To start, understand that not all technical debt is bad. Like financial Debt, it can be leveraged for growth. Technical debt is not a monolithic problem, like how the article has treated it.
For example, if you have a “million dollars idea” but you are unsure if there is a market demand. You may use a quick-and-dirty MVP to validate the market response and refactor to enhance it later. The key here is intentionality, understanding when to take on debt and when to pay it down.

As the Head of Software at Aonic, I make sure all our developers have the technical expertise and support they need to complete their Sprint tasks effectively—within the estimated time and resource constraints, without being overloaded. This balanced approach keeps the team motivated, encourages consistent delivery, and fosters long-term growth by helping them build skills and confidence with each success.
It is important to us at Aonic to prioritise long term health, not just short-term wins.
The Forbes article focuses on systems but overlooks at how company culture can contribute to technical debt. Short-term thinking only leads to pressured employees to deliver features at all costs and employees’ lack of engineering empowerment may create systemic debt accumulation.
We recently revamped our Aonic Agriculture App to support our Aonic Flex program, a credit leasing program to purchase agrochemical products on credit. Many of the features we built, during the first three months of the first stage, were designed to be future-proof. While product inventory isn’t visible in the initial phase, we’ve already implemented the necessary stock tracking functionality. This ensures our branches across Malaysia will be prepared when purchases begin and avoids the need for major enhancements down the line since stock availability will rely on that functionality.
A lot of businesses prioritize paying down debt later, but in reality, “later” rarely comes. The obvious reason is because technical debt will not appear in the financial statements until it becomes a “crisis”. Treat technical debt like financial liability, make sure to track it and measure its interest like losing in productivity due to challenges such as maintaining it. Plan the schedule repayments of the debt.
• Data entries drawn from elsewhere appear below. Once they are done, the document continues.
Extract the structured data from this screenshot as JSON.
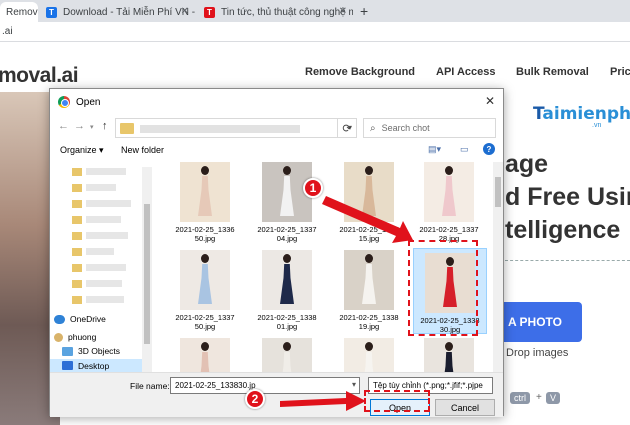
{
  "browser": {
    "tabs": [
      {
        "title": "Remove b",
        "favicon": "remove-bg-favicon"
      },
      {
        "title": "Download - Tải Miễn Phí VN - Ph",
        "favicon": "taimienphi-favicon"
      },
      {
        "title": "Tin tức, thủ thuật công nghệ mớ",
        "favicon": "taimienphi-favicon"
      }
    ],
    "new_tab": "+",
    "address": ".ai"
  },
  "site": {
    "logo": "moval.ai",
    "nav": [
      "Remove Background",
      "API Access",
      "Bulk Removal",
      "Pric"
    ],
    "hero_lines": [
      "age",
      "d Free Usin",
      "telligence"
    ],
    "upload_button": "A PHOTO",
    "drop_text": "Drop images",
    "keys": [
      "ctrl",
      "+",
      "V"
    ],
    "watermark": "aimienphi",
    "watermark_t": "T",
    "watermark_sub": ".vn"
  },
  "dialog": {
    "title": "Open",
    "search_placeholder": "Search chot",
    "organize": "Organize ▾",
    "new_folder": "New folder",
    "nav_pane": {
      "onedrive": "OneDrive",
      "user": "phuong",
      "objects": "3D Objects",
      "desktop": "Desktop"
    },
    "files": [
      [
        "2021-02-25_1336",
        "50.jpg"
      ],
      [
        "2021-02-25_1337",
        "04.jpg"
      ],
      [
        "2021-02-25_1337",
        "15.jpg"
      ],
      [
        "2021-02-25_1337",
        "28.jpg"
      ],
      [
        "2021-02-25_1337",
        "50.jpg"
      ],
      [
        "2021-02-25_1338",
        "01.jpg"
      ],
      [
        "2021-02-25_1338",
        "19.jpg"
      ],
      [
        "2021-02-25_1338",
        "30.jpg"
      ]
    ],
    "file_name_label": "File name:",
    "file_name_value": "2021-02-25_133830.jp",
    "file_type": "Tệp tùy chỉnh (*.png;*.jfif;*.pjpe",
    "open_button": "Open",
    "cancel_button": "Cancel"
  },
  "annotations": {
    "step1": "1",
    "step2": "2",
    "color": "#e0121b"
  }
}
At Aonic, our developers utilize AI-powered coding tools to generate initial code drafts when building new features. While these tools help speed up development by minimizing the need to write code from scratch, our team along with our documentation standards require a deep understanding of the generated code. This ensures quality and maintainability, all while allowing us to complete our first phase of the Aonic Agriculture App in a short timeframe.
We require our developers to fully understand and document the generated code. The tools are an asset—but only in the hands of people who know how to use them responsibly. Without this discipline, AI-generated code will quietly become a new form of debt. Fast today, unmaintainable tomorrow.
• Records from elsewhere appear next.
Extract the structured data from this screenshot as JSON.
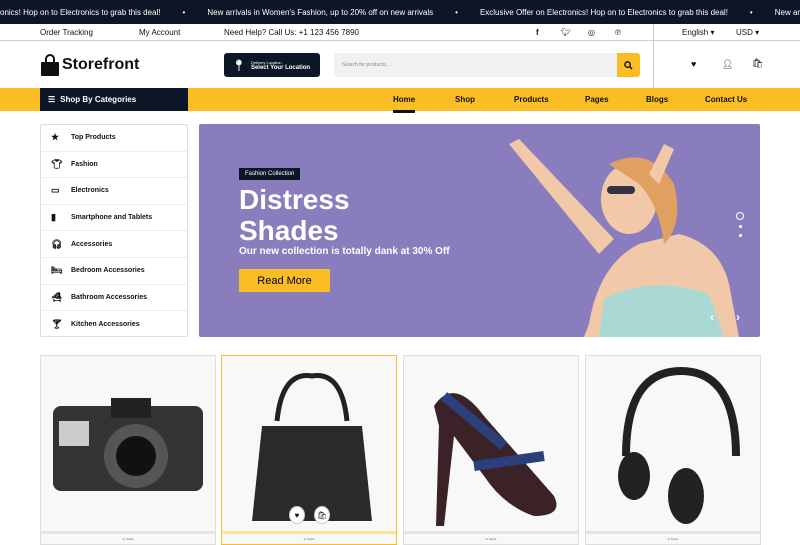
{
  "ticker": [
    "onics! Hop on to Electronics to grab this deal!",
    "New arrivals in Women's Fashion, up to 20% off on new arrivals",
    "Exclusive Offer on Electronics! Hop on to Electronics to grab this deal!",
    "New arrivals in Women's Fashion"
  ],
  "topbar": {
    "order_tracking": "Order Tracking",
    "my_account": "My Account",
    "help": "Need Help? Call Us: +1 123 456 7890",
    "language": "English",
    "currency": "USD"
  },
  "header": {
    "logo": "Storefront",
    "delivery_label": "Delivery Location",
    "delivery_value": "Select Your Location",
    "search_placeholder": "Search for products..."
  },
  "nav": {
    "categories_label": "Shop By Categories",
    "items": [
      "Home",
      "Shop",
      "Products",
      "Pages",
      "Blogs",
      "Contact Us"
    ],
    "active": "Home"
  },
  "sidebar": [
    {
      "icon": "star",
      "label": "Top Products"
    },
    {
      "icon": "tshirt",
      "label": "Fashion"
    },
    {
      "icon": "tv",
      "label": "Electronics"
    },
    {
      "icon": "mobile",
      "label": "Smartphone and Tablets"
    },
    {
      "icon": "headphones",
      "label": "Accessories"
    },
    {
      "icon": "bed",
      "label": "Bedroom Accessories"
    },
    {
      "icon": "bath",
      "label": "Bathroom Accessories"
    },
    {
      "icon": "cocktail",
      "label": "Kitchen Accessories"
    }
  ],
  "hero": {
    "tag": "Fashion Collection",
    "title_1": "Distress",
    "title_2": "Shades",
    "subtitle": "Our new collection is totally dank at 30% Off",
    "button": "Read More",
    "slides": 3,
    "active_slide": 1
  },
  "products": [
    {
      "name": "camera",
      "stock": "In Stock"
    },
    {
      "name": "handbag",
      "stock": "In Stock"
    },
    {
      "name": "high heel",
      "stock": "In Stock"
    },
    {
      "name": "headphones",
      "stock": "In Stock"
    }
  ],
  "colors": {
    "accent": "#fbbd24",
    "dark": "#0c1626",
    "hero_bg": "#897dbd"
  }
}
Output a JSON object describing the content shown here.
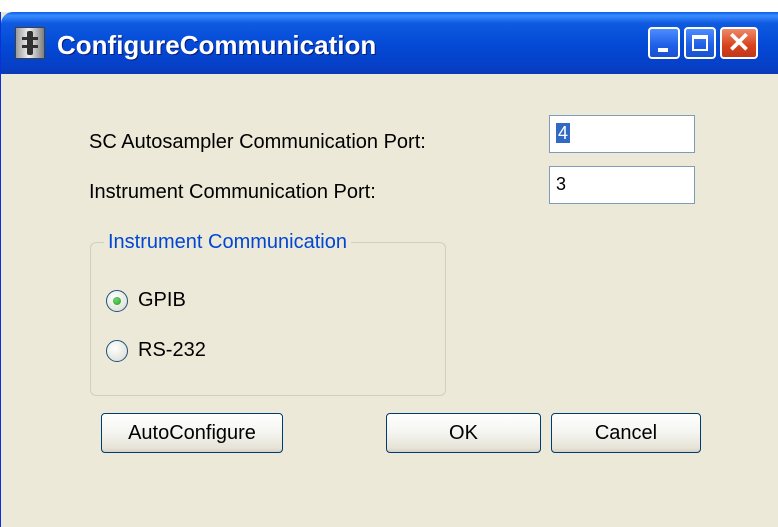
{
  "window": {
    "title": "ConfigureCommunication",
    "controls": {
      "minimize": "minimize",
      "maximize": "maximize",
      "close": "✕"
    }
  },
  "fields": {
    "sc_port_label": "SC Autosampler Communication Port:",
    "sc_port_value": "4",
    "instrument_port_label": "Instrument Communication Port:",
    "instrument_port_value": "3"
  },
  "group": {
    "legend": "Instrument Communication",
    "options": [
      {
        "label": "GPIB",
        "selected": true
      },
      {
        "label": "RS-232",
        "selected": false
      }
    ]
  },
  "buttons": {
    "autoconfigure": "AutoConfigure",
    "ok": "OK",
    "cancel": "Cancel"
  },
  "colors": {
    "titlebar": "#0349d6",
    "window_bg": "#ece9d8",
    "group_legend": "#0046d5",
    "radio_selected": "#21a121"
  },
  "icons": [
    "app-icon",
    "minimize-icon",
    "maximize-icon",
    "close-icon"
  ]
}
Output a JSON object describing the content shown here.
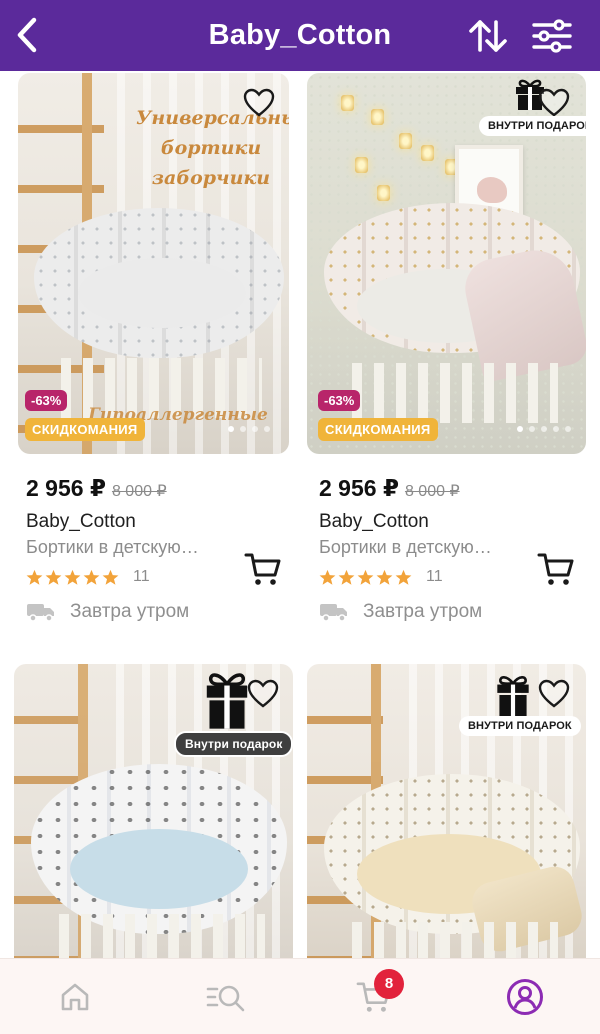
{
  "header": {
    "title": "Baby_Cotton",
    "background": "#5b2a9b"
  },
  "products": [
    {
      "price": "2 956 ₽",
      "old_price": "8 000 ₽",
      "brand": "Baby_Cotton",
      "name": "Бортики в детскую…",
      "rating": 5,
      "reviews": "11",
      "delivery": "Завтра утром",
      "discount": "-63%",
      "promo": "СКИДКОМАНИЯ",
      "image_text_top": "Универсальные бортики заборчики",
      "image_text_bottom": "Гипоаллергенные"
    },
    {
      "price": "2 956 ₽",
      "old_price": "8 000 ₽",
      "brand": "Baby_Cotton",
      "name": "Бортики в детскую…",
      "rating": 5,
      "reviews": "11",
      "delivery": "Завтра утром",
      "discount": "-63%",
      "promo": "СКИДКОМАНИЯ",
      "gift_label": "ВНУТРИ ПОДАРОК"
    },
    {
      "gift_label": "Внутри подарок"
    },
    {
      "gift_label": "ВНУТРИ ПОДАРОК"
    }
  ],
  "bottom_nav": {
    "items": [
      "home-icon",
      "catalog-search-icon",
      "cart-icon",
      "profile-icon"
    ],
    "cart_badge": "8",
    "active": "profile-icon"
  },
  "colors": {
    "accent": "#5b2a9b",
    "discount": "#b8256a",
    "promo": "#f0b43a",
    "star": "#f2a33a",
    "badge": "#e2223b"
  }
}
Regardless of how well your system is architected, if information is not preserved, it will end up becoming debt-ridden. Without proper documentation, maintaining it will become expensive because no one knows how it works.
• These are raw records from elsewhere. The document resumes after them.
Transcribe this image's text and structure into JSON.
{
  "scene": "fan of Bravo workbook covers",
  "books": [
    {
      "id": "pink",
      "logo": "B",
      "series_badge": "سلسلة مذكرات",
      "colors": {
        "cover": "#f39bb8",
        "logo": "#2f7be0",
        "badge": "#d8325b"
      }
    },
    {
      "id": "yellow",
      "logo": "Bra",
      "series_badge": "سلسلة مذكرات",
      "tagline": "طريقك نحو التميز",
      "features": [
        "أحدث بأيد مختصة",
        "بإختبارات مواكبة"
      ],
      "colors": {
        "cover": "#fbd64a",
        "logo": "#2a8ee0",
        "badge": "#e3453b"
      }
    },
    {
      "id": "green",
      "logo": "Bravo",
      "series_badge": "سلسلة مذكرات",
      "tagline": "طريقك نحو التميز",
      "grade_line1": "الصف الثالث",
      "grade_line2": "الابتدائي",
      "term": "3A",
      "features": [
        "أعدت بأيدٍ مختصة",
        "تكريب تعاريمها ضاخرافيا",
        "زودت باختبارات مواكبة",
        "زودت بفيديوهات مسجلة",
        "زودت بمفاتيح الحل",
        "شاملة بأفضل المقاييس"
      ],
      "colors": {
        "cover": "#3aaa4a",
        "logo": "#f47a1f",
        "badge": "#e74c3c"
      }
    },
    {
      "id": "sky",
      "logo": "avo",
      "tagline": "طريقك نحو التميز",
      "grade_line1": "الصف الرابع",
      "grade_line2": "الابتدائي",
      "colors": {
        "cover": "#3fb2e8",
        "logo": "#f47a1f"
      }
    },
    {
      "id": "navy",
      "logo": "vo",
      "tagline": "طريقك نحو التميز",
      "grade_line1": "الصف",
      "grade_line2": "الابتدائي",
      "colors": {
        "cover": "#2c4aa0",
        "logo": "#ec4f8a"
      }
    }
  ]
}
At Aonic, our developers adhere to strict documentation standards, starting from code-level annotations all the way through to comprehensive technical specifications. We also implement pair programming to ensure continuity—so there’s always at least one developer available to provide support in the event that the other is unavailable.
We often measure progress by what’s visible—features shipped, deadlines met, systems launched. But what about the invisible costs? The quiet shortcuts, the knowledge lost, the cultural habits that shape how we build? Technical debt isn’t always a line of bad code—it’s a reflection of priorities, pressure, and trade-offs we silently accept. If we want to build companies that last, maybe the real question isn’t how fast we can go, but what kind of legacy we’re leaving behind in our code, our teams, and our thinking.
So, how do you or your organization handle technical debt?